• paul auster'ın ünlü new york üçlemesi'nin ilk kitabı olan city of glass'ın türkçe ismidir. metis seriyi tek tek yayımladığı zaman da bu isimle çıkmıştır.

    ayrıca yine bu kitabın, aynı isimle aksoy yayıncılık ve turkuvaz kitap'tan çizgi roman versiyonu yayımlanmıştır.
  • herkesin içinde belirli sayıda sözcük vardır diyen auster, kendisinin içinde biraz daha fazla sözcük olduğunu ortaya koyuyor. siz de okumaya başlıyorsunuz; her şey bir yanlış numarayla başlamıştı; gecenin sessizliğinde telefon üç kez çalmış ve adamın biri ona başka biriyle görüşmek istediğini söylemişti…

    "her şey yanlış bir telefon numarasıyla başladı. aranan kişi o değildi. fakat aynı yanlışlık ertesi gece de yapıldı. ve böylece oyun başladı. kişi, aranan kendisi olmadığı halde, öyleymiş gibi davranırsa ne olur? bu rastlantı onu nereye götürür? rastlantıların onu götürdüğü yere sürüklenmeye neden razı olur? bu soruların cevabı yok. suda yayılan halkalar gibi birbirini izleyen olayların peşi sıra, kişinin ardına düştüğü şey, sonunda kendi hayatı, kendi geçmişi, içindeki ben, içindeki öteki olabilir."

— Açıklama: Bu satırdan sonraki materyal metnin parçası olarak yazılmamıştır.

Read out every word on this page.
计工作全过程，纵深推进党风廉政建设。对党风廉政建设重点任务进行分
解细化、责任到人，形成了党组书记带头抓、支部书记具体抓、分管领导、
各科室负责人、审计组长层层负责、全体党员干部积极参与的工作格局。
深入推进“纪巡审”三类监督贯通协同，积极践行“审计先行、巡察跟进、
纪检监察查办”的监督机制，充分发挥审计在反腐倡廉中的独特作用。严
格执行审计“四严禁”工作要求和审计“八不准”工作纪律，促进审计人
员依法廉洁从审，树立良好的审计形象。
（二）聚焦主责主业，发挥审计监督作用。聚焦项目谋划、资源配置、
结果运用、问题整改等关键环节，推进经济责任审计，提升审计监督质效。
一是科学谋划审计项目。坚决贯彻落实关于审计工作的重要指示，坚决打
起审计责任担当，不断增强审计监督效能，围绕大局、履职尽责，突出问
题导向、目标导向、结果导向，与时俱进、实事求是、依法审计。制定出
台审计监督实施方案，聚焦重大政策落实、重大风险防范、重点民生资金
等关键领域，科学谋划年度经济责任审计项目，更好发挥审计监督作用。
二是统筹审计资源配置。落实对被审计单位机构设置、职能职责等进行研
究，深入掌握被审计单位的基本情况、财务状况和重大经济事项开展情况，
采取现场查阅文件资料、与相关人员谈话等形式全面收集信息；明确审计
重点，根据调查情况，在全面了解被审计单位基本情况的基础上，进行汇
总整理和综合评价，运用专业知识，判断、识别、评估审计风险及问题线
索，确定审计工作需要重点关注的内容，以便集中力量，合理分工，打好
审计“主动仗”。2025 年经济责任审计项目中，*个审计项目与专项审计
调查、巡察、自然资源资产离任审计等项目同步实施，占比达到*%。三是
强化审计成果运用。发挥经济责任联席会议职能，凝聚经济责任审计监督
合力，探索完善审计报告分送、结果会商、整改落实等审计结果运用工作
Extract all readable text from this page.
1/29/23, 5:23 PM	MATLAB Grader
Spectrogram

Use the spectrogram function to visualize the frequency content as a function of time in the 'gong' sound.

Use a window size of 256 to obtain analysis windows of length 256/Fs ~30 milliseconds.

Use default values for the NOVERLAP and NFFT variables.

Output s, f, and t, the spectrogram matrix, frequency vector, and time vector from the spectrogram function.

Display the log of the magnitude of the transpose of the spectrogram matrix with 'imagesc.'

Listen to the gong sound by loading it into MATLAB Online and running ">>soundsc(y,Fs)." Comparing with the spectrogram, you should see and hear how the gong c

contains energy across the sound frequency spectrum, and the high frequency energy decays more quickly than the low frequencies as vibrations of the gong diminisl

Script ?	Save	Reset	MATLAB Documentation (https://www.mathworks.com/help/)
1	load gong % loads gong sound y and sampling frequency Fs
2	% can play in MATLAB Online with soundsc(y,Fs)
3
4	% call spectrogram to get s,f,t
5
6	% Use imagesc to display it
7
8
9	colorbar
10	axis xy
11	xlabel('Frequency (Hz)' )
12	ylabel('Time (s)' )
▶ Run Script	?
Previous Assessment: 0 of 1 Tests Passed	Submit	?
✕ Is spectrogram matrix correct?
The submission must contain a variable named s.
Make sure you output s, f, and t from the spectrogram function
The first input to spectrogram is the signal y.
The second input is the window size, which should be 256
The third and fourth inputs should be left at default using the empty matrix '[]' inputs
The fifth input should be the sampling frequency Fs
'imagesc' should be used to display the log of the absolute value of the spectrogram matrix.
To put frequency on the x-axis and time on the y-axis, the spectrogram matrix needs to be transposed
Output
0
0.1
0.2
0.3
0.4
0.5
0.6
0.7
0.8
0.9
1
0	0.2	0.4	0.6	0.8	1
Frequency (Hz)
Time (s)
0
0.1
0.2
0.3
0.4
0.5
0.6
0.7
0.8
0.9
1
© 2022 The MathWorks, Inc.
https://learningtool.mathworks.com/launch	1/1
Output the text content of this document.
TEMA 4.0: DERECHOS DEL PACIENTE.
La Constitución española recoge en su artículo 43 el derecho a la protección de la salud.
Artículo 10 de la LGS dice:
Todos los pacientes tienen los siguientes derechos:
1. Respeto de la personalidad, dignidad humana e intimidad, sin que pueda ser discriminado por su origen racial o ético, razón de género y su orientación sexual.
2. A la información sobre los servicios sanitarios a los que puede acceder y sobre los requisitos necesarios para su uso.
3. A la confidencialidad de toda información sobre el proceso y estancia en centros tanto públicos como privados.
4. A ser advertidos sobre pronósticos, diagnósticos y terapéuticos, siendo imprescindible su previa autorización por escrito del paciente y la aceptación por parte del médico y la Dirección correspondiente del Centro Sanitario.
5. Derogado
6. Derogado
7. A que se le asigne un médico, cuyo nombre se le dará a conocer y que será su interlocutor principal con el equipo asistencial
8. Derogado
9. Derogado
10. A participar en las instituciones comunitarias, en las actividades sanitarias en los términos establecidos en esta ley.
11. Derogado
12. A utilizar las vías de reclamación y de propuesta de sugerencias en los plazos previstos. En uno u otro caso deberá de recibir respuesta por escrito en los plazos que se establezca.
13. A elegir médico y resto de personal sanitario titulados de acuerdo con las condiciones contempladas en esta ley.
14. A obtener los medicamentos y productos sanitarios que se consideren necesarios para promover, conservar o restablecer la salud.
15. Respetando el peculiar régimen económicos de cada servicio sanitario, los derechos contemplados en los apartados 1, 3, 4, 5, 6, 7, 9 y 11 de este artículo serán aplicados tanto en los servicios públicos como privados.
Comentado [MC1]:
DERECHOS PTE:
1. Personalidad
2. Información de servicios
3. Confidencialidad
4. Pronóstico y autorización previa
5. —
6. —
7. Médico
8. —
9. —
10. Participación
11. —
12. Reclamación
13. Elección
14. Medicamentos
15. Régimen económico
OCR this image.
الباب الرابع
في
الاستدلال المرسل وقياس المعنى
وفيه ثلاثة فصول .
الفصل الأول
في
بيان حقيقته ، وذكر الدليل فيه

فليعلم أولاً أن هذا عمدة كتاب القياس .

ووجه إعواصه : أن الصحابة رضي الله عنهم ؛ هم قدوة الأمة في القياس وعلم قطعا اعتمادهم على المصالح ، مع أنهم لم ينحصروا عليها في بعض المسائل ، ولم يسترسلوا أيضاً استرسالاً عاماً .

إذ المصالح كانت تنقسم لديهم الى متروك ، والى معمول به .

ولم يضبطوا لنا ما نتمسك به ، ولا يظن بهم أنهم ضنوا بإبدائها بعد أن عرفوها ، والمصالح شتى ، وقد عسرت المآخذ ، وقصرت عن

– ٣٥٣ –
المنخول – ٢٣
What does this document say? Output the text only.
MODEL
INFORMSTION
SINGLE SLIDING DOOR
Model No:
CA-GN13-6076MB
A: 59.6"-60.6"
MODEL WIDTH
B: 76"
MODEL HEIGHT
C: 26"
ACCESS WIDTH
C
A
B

  • kurgusal yapısında olmamış bir şeyler var gibi gelen roman. ağırlık verilen bölümlerin kitabın konusuyla ve bütünüyle bağlantısı yok. ayrıntılar bütünün temasına işaret etmiyor. üstelik kısa bir roman olduğu halde var bu parça bütün uyuşmazlığı. sanırım paul auster aklına farklı zamanlarda gelen parça parça metinleri yapıştırarak bir kurgu oluşturmaya çalışmış. fikirler zihin açıcı ve enteresan ama okuma sürecinde ağırlıkla sıkıntı veriyor.